What is the probability of observing some function given a gaussian process? I would like to compare a parametric function to a Gaussian Process. This may sound weird, but read on:
Data description. I am looking at projections of a 3D object. However I expect a certain amount of smoothness in the true object, so it seems natural to use a GP to represent it, thinking of each image pixel as a (partial) observation of every voxel in the final object. So I've fitted my GP.
Now I want to do inference on that GP. Why? Because even though I have inferred the shape, I need to know what it actually is made of (FYI, I'm inferring a molecule's components from the observed outline). This means I need to fit a parametric function (actually a Gaussian Mixture Model) to a GP. So I would like to write some kind of likelihood of the GP given a GMM.
I'm open to suggestions, including using something besides a GP to represent my data. But note that it is impractical to fit the final model directly to raw data, because that model has many additional priors so it takes a long time to sample. The intermediate data processing is a kind of data reduction.
 A: I looked into the in the case of a 1D GP and the parametric function $y = f(x)$ a few months ago. This was my findings:
In order to get the probability of a function, $y = f(x)$, we have to perform a line integral through the probability distribution provided by the GP. This line integral would therefore be the probability of the curve given the GP. Unfortunately, we can't do this easily as there is no way of writing the GP in closed form to perform this operation. 

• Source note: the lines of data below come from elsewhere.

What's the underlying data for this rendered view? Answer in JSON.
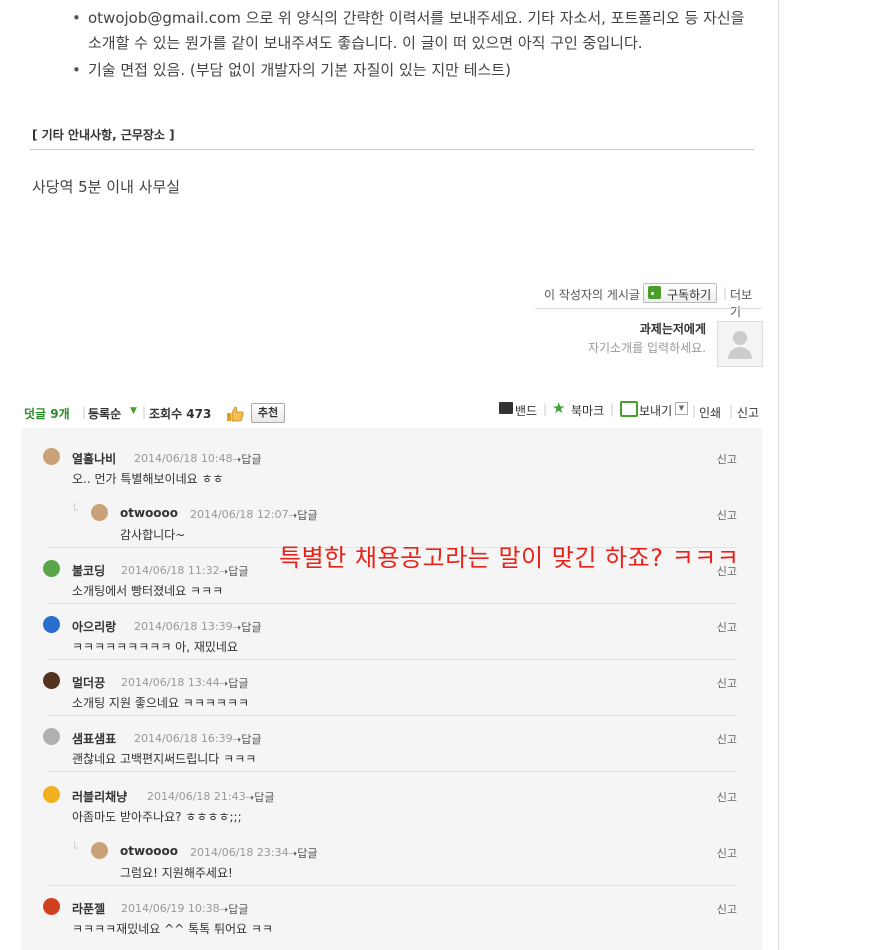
{
  "post": {
    "bullets": [
      "otwojob@gmail.com 으로 위 양식의 간략한 이력서를 보내주세요. 기타 자소서, 포트폴리오 등 자신을 소개할 수 있는 뭔가를 같이 보내주셔도 좋습니다. 이 글이 떠 있으면 아직 구인 중입니다.",
      "기술 면접 있음. (부담 없이 개발자의 기본 자질이 있는 지만 테스트)"
    ],
    "section_title": "[ 기타 안내사항, 근무장소 ]",
    "location": "사당역 5분 이내 사무실"
  },
  "author": {
    "posts_label": "이 작성자의 게시글",
    "subscribe_label": "구독하기",
    "more_label": "더보기",
    "name": "과제는저에게",
    "intro": "자기소개를 입력하세요."
  },
  "comment_bar": {
    "comments_label": "덧글",
    "comments_count": "9개",
    "order_label": "등록순",
    "views_label": "조회수 473",
    "recommend_label": "추천",
    "band_label": "밴드",
    "bookmark_label": "북마크",
    "send_label": "보내기",
    "print_label": "인쇄",
    "report_label": "신고"
  },
  "reply_label": "답글",
  "report_label": "신고",
  "comments": [
    {
      "nick": "열흘나비",
      "date": "2014/06/18 10:48",
      "body": "오.. 먼가 특별해보이네요 ㅎㅎ",
      "is_reply": false,
      "avatar_color": "#c9a27a"
    },
    {
      "nick": "otwoooo",
      "date": "2014/06/18 12:07",
      "body": "감사합니다~",
      "is_reply": true,
      "avatar_color": "#c9a27a"
    },
    {
      "nick": "불코딩",
      "date": "2014/06/18 11:32",
      "body": "소개팅에서 빵터졌네요 ㅋㅋㅋ",
      "is_reply": false,
      "avatar_color": "#5aa548"
    },
    {
      "nick": "아으리랑",
      "date": "2014/06/18 13:39",
      "body": "ㅋㅋㅋㅋㅋㅋㅋㅋㅋ 아, 재밌네요",
      "is_reply": false,
      "avatar_color": "#2a6fd0"
    },
    {
      "nick": "멀더끙",
      "date": "2014/06/18 13:44",
      "body": "소개팅 지원 좋으네요 ㅋㅋㅋㅋㅋㅋ",
      "is_reply": false,
      "avatar_color": "#553322"
    },
    {
      "nick": "샘표샘표",
      "date": "2014/06/18 16:39",
      "body": "괜찮네요 고백편지써드립니다 ㅋㅋㅋ",
      "is_reply": false,
      "avatar_color": "#b0b0b0"
    },
    {
      "nick": "러블리채냥",
      "date": "2014/06/18 21:43",
      "body": "아좀마도 받아주나요? ㅎㅎㅎㅎ;;;",
      "is_reply": false,
      "avatar_color": "#f0b020"
    },
    {
      "nick": "otwoooo",
      "date": "2014/06/18 23:34",
      "body": "그럼요! 지원해주세요!",
      "is_reply": true,
      "avatar_color": "#c9a27a"
    },
    {
      "nick": "라푼젤",
      "date": "2014/06/19 10:38",
      "body": "ㅋㅋㅋㅋ재밌네요 ^^ 톡톡 튀어요 ㅋㅋ",
      "is_reply": false,
      "avatar_color": "#d04020"
    }
  ],
  "overlay": "특별한 채용공고라는 말이 맞긴 하죠? ㅋㅋㅋ"
}
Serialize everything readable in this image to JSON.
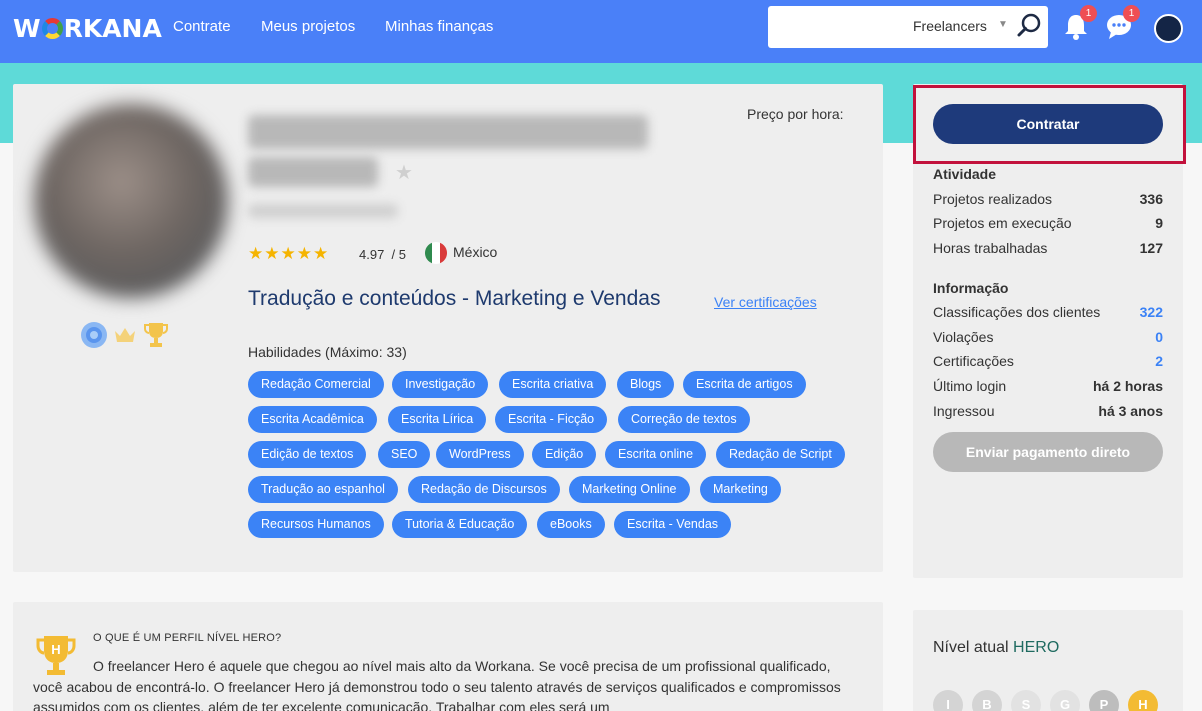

For this reason a sample based approach is the best option (or at least this was what I believed). I thought of to methods to consider. The prediction of the GP at a point is $O(n^2)$ for every additional prediction after training, so if $n$ is small it is cheep to sample the function and the GP at many $x$'s and Monte Carlo methods make sense.
When $n$ is very large it is expensive to perform many samples. In this case it makes sense to perform bayesian quadrature to estimate this line integral. In this situation I looked at using normal BQ sampling policies but did think at the time that there maybe an opportunity for novel acquisition functions for this exact situation.